The attacks of Faiza Aboul Naga — a holdover from the regime of ousted Egyptian President Hosni Mubarak — have made her a hero to many Egyptians who believe she is defending their country's honor. But the threat she poses to billions of dollars in U.S. aid and international loans could make her power short-lived.
Aboul Naga, minister of planning and international cooperation, has warned Egyptians time and again about what she sees as the danger foreigners pose to her country.
During a recent press conference broadcast on state television, the 61-year-old said American aid has been used to shape politics in Egypt since last year's revolution. That is something no country can allow, she said.
Such claims, which are now almost daily fodder in Egypt, are stoking widespread xenophobia.
Many foreign aid workers say they can't understand why the woman who spent many years in the West has them in her sights.
Les Campbell is the Middle East and North Africa director for the National Democratic Institute, one of the groups under attack.
"I don't think anyone really knows the exact reason. There are as many conspiracy theories as there are Egyptians," he says. "I think probably the best explanation is that this is a distraction, perhaps, from the very serious problems that are facing the country."
Those problems include a weakening economy, lack of services and rising crime.
Hossam Bahgat, who heads the Egyptian Initiative for Personal Rights, says Aboul Naga is using the issue of nongovernmental organizations to enhance the image of the interim government.
"Her statements clearly show that she believes any work to promote democracy or to promote human rights for that matter is just a front for intelligence or espionage work," Bahgat says.
As a result, 43 people — including many Americans and other foreigners working for pro-democracy groups — were charged with operating illegally in Egypt.
Those under investigation deny the charges. They say the training they've offered is standard fare for any developing democracy.
Aboul Naga filed the initial complaint that sparked the crackdown, says Campbell of the National Democratic Institute.
"So a dialogue, with her sitting down explaining how we work, the demand for our work, the partnership with Egyptians, would be very nice," he says.
But Aboul Naga has refused to meet with them.
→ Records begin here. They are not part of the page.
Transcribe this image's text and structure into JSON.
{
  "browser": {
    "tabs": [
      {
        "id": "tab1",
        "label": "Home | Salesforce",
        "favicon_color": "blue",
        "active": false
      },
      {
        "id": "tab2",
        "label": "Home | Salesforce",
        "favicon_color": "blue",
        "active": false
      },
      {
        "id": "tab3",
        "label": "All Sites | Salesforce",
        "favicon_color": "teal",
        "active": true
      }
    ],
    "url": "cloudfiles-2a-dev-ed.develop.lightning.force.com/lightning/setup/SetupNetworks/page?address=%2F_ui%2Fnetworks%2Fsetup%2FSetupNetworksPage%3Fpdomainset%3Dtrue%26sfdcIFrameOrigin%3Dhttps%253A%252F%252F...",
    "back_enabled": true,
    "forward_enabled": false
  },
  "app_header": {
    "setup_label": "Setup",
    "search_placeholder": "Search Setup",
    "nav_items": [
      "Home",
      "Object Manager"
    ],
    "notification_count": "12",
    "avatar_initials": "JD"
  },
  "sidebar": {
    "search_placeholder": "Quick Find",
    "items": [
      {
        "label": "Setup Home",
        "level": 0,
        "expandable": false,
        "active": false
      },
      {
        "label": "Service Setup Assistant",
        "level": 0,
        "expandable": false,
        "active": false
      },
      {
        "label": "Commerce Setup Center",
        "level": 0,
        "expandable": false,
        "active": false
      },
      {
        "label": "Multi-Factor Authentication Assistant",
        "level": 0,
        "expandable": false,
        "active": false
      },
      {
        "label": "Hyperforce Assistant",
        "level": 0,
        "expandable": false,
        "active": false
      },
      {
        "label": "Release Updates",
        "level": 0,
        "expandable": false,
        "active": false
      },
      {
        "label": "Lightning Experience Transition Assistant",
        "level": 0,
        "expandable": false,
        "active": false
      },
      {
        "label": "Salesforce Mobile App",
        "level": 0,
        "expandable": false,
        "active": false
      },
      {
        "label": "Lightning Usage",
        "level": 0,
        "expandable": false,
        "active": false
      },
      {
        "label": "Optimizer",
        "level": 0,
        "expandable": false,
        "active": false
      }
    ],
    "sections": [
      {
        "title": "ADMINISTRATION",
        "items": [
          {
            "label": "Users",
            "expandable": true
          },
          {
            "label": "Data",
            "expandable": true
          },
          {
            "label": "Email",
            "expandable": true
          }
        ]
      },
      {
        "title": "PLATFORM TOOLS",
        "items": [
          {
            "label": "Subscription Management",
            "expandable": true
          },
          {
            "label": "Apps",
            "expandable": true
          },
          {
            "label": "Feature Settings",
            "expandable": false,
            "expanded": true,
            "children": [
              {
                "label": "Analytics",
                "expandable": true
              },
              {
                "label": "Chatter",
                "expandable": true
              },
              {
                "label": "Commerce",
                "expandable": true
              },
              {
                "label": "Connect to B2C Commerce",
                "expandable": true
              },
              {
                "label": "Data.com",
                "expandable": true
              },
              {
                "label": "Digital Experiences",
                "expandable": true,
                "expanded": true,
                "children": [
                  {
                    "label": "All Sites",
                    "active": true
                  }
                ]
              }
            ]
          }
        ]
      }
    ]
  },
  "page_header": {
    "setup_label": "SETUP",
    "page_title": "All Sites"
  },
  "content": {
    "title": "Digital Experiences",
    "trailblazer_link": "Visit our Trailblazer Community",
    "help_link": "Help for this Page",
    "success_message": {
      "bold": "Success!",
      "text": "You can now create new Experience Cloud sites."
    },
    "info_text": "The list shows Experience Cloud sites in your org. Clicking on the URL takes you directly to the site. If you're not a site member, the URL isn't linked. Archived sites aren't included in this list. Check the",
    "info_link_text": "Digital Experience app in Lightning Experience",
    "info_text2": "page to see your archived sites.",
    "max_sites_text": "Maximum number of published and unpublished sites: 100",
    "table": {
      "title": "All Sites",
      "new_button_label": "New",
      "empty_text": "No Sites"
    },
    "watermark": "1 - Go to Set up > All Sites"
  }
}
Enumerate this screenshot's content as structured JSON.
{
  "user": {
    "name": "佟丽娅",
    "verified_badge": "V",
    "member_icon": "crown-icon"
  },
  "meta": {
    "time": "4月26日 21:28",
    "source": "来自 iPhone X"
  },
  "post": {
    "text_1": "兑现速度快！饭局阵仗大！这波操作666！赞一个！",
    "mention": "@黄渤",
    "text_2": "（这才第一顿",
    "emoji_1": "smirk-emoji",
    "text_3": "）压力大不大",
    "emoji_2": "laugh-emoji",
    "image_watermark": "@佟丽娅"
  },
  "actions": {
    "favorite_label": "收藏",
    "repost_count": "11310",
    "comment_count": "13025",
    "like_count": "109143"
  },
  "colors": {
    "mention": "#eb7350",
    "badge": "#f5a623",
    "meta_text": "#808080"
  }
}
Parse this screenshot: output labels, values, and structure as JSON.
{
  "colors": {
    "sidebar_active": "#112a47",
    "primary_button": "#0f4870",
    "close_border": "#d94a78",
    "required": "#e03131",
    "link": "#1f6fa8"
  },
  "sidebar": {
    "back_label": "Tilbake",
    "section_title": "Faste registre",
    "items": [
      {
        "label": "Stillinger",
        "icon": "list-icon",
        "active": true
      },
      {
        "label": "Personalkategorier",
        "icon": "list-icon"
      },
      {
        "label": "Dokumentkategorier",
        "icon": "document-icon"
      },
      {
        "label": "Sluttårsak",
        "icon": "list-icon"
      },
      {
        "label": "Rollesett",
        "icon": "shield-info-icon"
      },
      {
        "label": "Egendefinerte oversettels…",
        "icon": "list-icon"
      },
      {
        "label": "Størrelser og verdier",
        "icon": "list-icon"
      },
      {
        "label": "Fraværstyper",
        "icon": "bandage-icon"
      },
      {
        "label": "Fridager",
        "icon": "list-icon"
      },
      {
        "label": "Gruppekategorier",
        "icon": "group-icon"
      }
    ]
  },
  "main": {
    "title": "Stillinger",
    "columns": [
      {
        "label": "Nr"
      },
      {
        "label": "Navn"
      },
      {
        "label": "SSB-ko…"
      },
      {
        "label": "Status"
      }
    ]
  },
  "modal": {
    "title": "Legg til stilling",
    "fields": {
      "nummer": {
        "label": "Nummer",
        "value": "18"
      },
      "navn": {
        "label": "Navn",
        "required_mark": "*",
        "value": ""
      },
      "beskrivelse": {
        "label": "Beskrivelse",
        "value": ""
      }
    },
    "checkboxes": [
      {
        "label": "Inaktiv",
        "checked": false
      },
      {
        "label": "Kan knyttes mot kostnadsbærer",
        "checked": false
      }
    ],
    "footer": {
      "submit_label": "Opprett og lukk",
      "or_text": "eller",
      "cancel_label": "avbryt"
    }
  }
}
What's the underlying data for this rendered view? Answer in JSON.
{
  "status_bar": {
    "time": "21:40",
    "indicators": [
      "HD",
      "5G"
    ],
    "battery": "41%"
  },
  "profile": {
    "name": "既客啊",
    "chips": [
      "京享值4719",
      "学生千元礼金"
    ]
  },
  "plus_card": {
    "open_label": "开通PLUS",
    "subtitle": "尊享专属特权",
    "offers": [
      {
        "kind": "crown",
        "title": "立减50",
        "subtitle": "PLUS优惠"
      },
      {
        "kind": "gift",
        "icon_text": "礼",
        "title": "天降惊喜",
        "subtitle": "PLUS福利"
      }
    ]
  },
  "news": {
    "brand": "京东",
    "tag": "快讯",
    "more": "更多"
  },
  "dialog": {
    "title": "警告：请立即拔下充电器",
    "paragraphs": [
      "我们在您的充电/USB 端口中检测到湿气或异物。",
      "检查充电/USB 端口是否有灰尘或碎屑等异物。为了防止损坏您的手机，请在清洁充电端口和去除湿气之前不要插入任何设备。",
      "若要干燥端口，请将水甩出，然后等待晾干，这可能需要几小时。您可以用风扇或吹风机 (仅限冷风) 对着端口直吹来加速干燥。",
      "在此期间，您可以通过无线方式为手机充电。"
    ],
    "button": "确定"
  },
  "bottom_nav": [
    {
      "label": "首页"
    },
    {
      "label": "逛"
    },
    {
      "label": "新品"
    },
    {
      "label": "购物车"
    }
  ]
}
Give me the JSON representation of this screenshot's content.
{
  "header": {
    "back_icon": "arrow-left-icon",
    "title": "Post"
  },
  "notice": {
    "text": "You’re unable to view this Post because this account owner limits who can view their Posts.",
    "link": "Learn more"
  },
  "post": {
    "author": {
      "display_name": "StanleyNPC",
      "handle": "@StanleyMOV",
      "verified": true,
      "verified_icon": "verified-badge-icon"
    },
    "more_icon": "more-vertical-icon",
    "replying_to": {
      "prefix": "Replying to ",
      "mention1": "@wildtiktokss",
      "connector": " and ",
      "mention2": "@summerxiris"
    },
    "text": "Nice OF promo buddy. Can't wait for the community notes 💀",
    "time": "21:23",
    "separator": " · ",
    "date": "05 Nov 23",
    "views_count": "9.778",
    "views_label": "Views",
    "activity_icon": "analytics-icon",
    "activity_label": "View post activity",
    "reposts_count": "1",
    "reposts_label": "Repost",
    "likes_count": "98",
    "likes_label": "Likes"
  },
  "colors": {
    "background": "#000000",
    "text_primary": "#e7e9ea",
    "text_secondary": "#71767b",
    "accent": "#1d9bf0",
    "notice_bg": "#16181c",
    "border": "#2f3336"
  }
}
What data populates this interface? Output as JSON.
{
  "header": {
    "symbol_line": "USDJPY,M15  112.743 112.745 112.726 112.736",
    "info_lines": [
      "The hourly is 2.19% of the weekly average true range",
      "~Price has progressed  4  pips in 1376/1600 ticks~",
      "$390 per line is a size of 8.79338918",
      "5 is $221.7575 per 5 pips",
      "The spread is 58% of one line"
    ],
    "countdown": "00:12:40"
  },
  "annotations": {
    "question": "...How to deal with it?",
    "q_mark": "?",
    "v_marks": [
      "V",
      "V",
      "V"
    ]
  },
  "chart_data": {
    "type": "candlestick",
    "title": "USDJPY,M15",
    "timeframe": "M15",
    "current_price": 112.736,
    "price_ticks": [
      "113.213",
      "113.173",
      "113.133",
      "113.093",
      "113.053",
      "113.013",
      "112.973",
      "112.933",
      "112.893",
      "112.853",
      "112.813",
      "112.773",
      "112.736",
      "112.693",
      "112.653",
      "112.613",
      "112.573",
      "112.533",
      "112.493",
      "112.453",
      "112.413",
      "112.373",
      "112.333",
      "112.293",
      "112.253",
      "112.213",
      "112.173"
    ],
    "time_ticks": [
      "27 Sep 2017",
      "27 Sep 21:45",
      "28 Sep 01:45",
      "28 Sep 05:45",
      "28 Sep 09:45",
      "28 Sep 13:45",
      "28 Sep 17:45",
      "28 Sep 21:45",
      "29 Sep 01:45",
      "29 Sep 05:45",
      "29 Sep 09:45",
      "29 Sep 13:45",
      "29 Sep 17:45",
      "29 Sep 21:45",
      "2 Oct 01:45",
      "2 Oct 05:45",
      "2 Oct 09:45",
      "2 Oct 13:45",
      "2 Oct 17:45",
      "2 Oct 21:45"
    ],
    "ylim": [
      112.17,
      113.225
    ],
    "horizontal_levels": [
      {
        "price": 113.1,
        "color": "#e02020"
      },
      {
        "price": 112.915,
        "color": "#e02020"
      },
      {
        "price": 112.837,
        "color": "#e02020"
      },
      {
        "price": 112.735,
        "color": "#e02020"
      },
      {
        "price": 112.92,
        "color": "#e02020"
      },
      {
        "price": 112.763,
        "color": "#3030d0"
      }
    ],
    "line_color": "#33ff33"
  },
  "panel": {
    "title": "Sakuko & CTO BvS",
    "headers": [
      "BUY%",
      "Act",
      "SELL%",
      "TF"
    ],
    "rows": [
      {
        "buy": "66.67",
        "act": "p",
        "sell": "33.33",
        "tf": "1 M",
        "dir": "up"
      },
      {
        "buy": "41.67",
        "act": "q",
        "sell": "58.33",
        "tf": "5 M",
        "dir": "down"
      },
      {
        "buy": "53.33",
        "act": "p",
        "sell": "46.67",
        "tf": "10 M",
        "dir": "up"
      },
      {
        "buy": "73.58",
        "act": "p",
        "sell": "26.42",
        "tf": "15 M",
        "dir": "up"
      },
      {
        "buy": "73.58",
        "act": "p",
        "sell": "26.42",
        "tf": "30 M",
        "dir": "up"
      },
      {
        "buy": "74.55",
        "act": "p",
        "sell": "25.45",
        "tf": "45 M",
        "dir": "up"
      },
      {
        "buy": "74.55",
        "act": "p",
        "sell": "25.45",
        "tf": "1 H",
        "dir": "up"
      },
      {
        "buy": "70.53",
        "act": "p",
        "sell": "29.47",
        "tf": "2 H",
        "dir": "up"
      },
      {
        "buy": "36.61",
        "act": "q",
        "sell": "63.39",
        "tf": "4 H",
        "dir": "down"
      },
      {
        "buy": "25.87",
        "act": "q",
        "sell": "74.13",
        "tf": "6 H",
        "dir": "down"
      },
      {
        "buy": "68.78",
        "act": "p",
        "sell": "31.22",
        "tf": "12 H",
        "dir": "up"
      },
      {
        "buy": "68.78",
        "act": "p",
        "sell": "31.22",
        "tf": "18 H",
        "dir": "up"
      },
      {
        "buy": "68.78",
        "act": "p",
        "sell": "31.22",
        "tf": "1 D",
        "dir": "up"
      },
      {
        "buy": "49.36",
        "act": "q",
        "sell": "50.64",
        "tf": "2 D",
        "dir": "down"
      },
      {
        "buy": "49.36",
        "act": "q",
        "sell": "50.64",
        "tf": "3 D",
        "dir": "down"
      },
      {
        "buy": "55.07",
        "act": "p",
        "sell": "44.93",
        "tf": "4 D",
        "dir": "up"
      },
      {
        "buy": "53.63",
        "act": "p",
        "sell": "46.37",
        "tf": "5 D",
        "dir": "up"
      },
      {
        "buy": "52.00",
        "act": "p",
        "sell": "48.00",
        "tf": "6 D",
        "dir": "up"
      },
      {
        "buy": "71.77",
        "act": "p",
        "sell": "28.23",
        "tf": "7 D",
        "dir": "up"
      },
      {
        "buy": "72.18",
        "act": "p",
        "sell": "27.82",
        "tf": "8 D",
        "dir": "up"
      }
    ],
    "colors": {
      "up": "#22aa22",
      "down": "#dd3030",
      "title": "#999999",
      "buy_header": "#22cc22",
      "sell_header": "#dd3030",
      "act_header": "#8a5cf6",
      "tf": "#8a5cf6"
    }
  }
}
She also declined to be interviewed for this story.
Her critics say she is pursuing an agenda first laid out by her friend and former boss, Mubarak, who did not like being dependent on the West.
Those involved in development in Egypt say Aboul Naga has for years sought complete control of Western aid to Egypt. They say she wanted to make Egyptian groups and projects dependent on her.
So the minister balked when American officials began funding pro-democracy and other programs directly, to the tune of $160 million in the past 12 months.
But many in Egypt fear what Aboul Naga is doing will backfire in the long run. They say desperately needed grants and loans hang in the balance.
Nora Soliman, a spokeswoman for Egypt's Justice Party, says Aboul Naga is fueling paranoia among Egyptians.
"I see her as pursuing a scorched-earth policy for Egypt," Soliman says. "You know, as Mubarak said before he left, 'Apres moi le deluge' — 'It'll be chaos when I leave.' And she is the source of a great deal of this chaos right now."